I’m getting to the point where I need a new laptop. Mine is old (3.5 years) and dying. It will cost more money to replace the parts that need replacing than it will to just get a new machine. So. I’m shopping for laptops.
I also need a new phone. The screen on mine has been cracked for almost a year. It doesn’t bother me, so long as the cracked pieces of screen stay intact, and don’t stab me in the face while I’m on the phone. But, the power button has recently become skitzy, and doesn’t always allow me to turn on my phone. So. I’m shopping for phones.
I hate buying new electronics. I suddenly become aware of how spoiled I am, and I don’t know how to reconcile that with my self-deprecating personality. “I’m really not that awesome, but I have all these new-fangled gadgets.” Mm. Brat. I also become aware of how consumeristic America is, and that makes me sick. And then I go and participate in it. Hypocrisy for the win? *Gag*
Truthfully, I want to just bide my time until someone invents a printer that I can hook up to my brain, and then I can compose volumes without having to use a computer of any sort. And I’m waiting for Jennifer and my mother to pick up on my telepathy so I can dispense with a phone altogether. Thus far, no one can read my mind.
Even when I can read theirs.
It is “Christmas” break. My breaks are normally spent watching copious amounts of crime dramas and eating excessive amounts of homemade snacks. This break has been no different.
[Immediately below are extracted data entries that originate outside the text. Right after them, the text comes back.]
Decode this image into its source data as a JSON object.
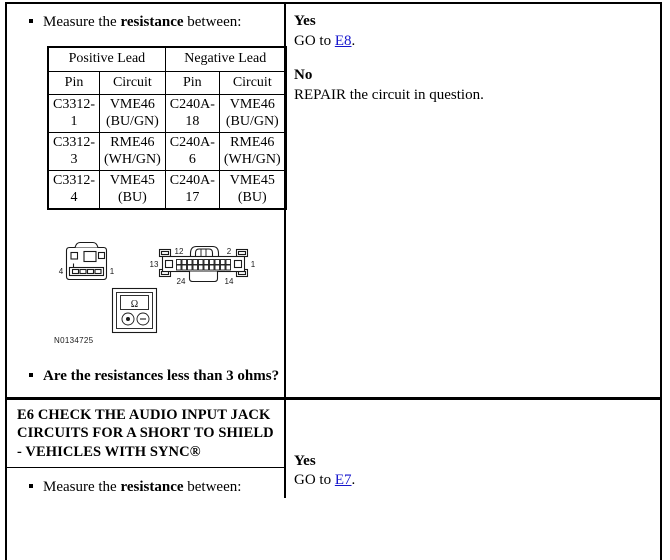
{
  "document": {
    "type": "diagnostic-procedure-table"
  },
  "steps": [
    {
      "id": "step-e5-continued",
      "header": null,
      "instruction_prefix": "Measure the ",
      "instruction_bold": "resistance",
      "instruction_suffix": " between:",
      "measurement_table": {
        "group_headers": [
          "Positive Lead",
          "Negative Lead"
        ],
        "column_headers": [
          "Pin",
          "Circuit",
          "Pin",
          "Circuit"
        ],
        "rows": [
          [
            "C3312-1",
            "VME46 (BU/GN)",
            "C240A-18",
            "VME46 (BU/GN)"
          ],
          [
            "C3312-3",
            "RME46 (WH/GN)",
            "C240A-6",
            "RME46 (WH/GN)"
          ],
          [
            "C3312-4",
            "VME45 (BU)",
            "C240A-17",
            "VME45 (BU)"
          ]
        ]
      },
      "figure": {
        "id_label": "N0134725",
        "connector_small": {
          "left_pin_label": "4",
          "right_pin_label": "1"
        },
        "connector_large": {
          "top_left_label": "12",
          "top_right_label": "2",
          "left_label": "13",
          "right_label": "1",
          "bottom_left_label": "24",
          "bottom_right_label": "14"
        },
        "meter": {
          "display_symbol": "Ω"
        }
      },
      "question": "Are the resistances less than 3 ohms?",
      "answers": [
        {
          "label": "Yes",
          "text_before": "GO to ",
          "link": "E8",
          "text_after": "."
        },
        {
          "label": "No",
          "text_before": "REPAIR the circuit in question.",
          "link": null,
          "text_after": ""
        }
      ]
    },
    {
      "id": "step-e6",
      "header": "E6 CHECK THE AUDIO INPUT JACK CIRCUITS FOR A SHORT TO SHIELD - VEHICLES WITH SYNC®",
      "instruction_prefix": "Measure the ",
      "instruction_bold": "resistance",
      "instruction_suffix": " between:",
      "answers": [
        {
          "label": "Yes",
          "text_before": "GO to ",
          "link": "E7",
          "text_after": "."
        }
      ]
    }
  ],
  "colors": {
    "border": "#000000",
    "link": "#1414cc",
    "text": "#000000",
    "background": "#ffffff"
  }
}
I started watching Supernatural on Netflix. I do not personally have a Netflix account, but my brother does. And he and I have late-night Supernatural marathons in our mother’s basement. I don’t know why I have never watched this show before. Attractive men hunting ghosts and demons, who are occasionally attractive women?? Haha. Kidding. Though that is pretty much what happens. I’d love to write papers about Supernatural, someday. Though, I’m more interested in how religious people perceive crime dramas in general. My mother, for example, hates most of the shows I watch because she thinks it’s bringing evil into my mind. Crime dramas are my superhero movies. I don’t get into people with crazy powers saving the world. But I do like watching human beings take down bad guys.
I don’t attend church on a regular basis, but when I do, it is typically with my family. Like I did yesterday.
I have this thing about church musical numbers. Most of them are cheesy and detract from whatever sense of good will toward humankind that going to church supposedly instills in people. Some are beautiful. The beautiful ones aren’t usually “appropriate” for the setting. There was one such musical number yesterday. A lovely classical piano solo.
My spirituality is tied heavily to music.
Also, I have never understood why people think it’s cute to listen to little children sing. Unless the little child is mine, in some fashion, I hate hate HATE listening to little kids sing. Not cute. Very obnoxious. Encourage kids to sing. Teach them about music and its power to uplift and inspire. Just don’t make me listen to it.
And on that note, I’m going to track down some hot cider. It’s blizzarding, outside.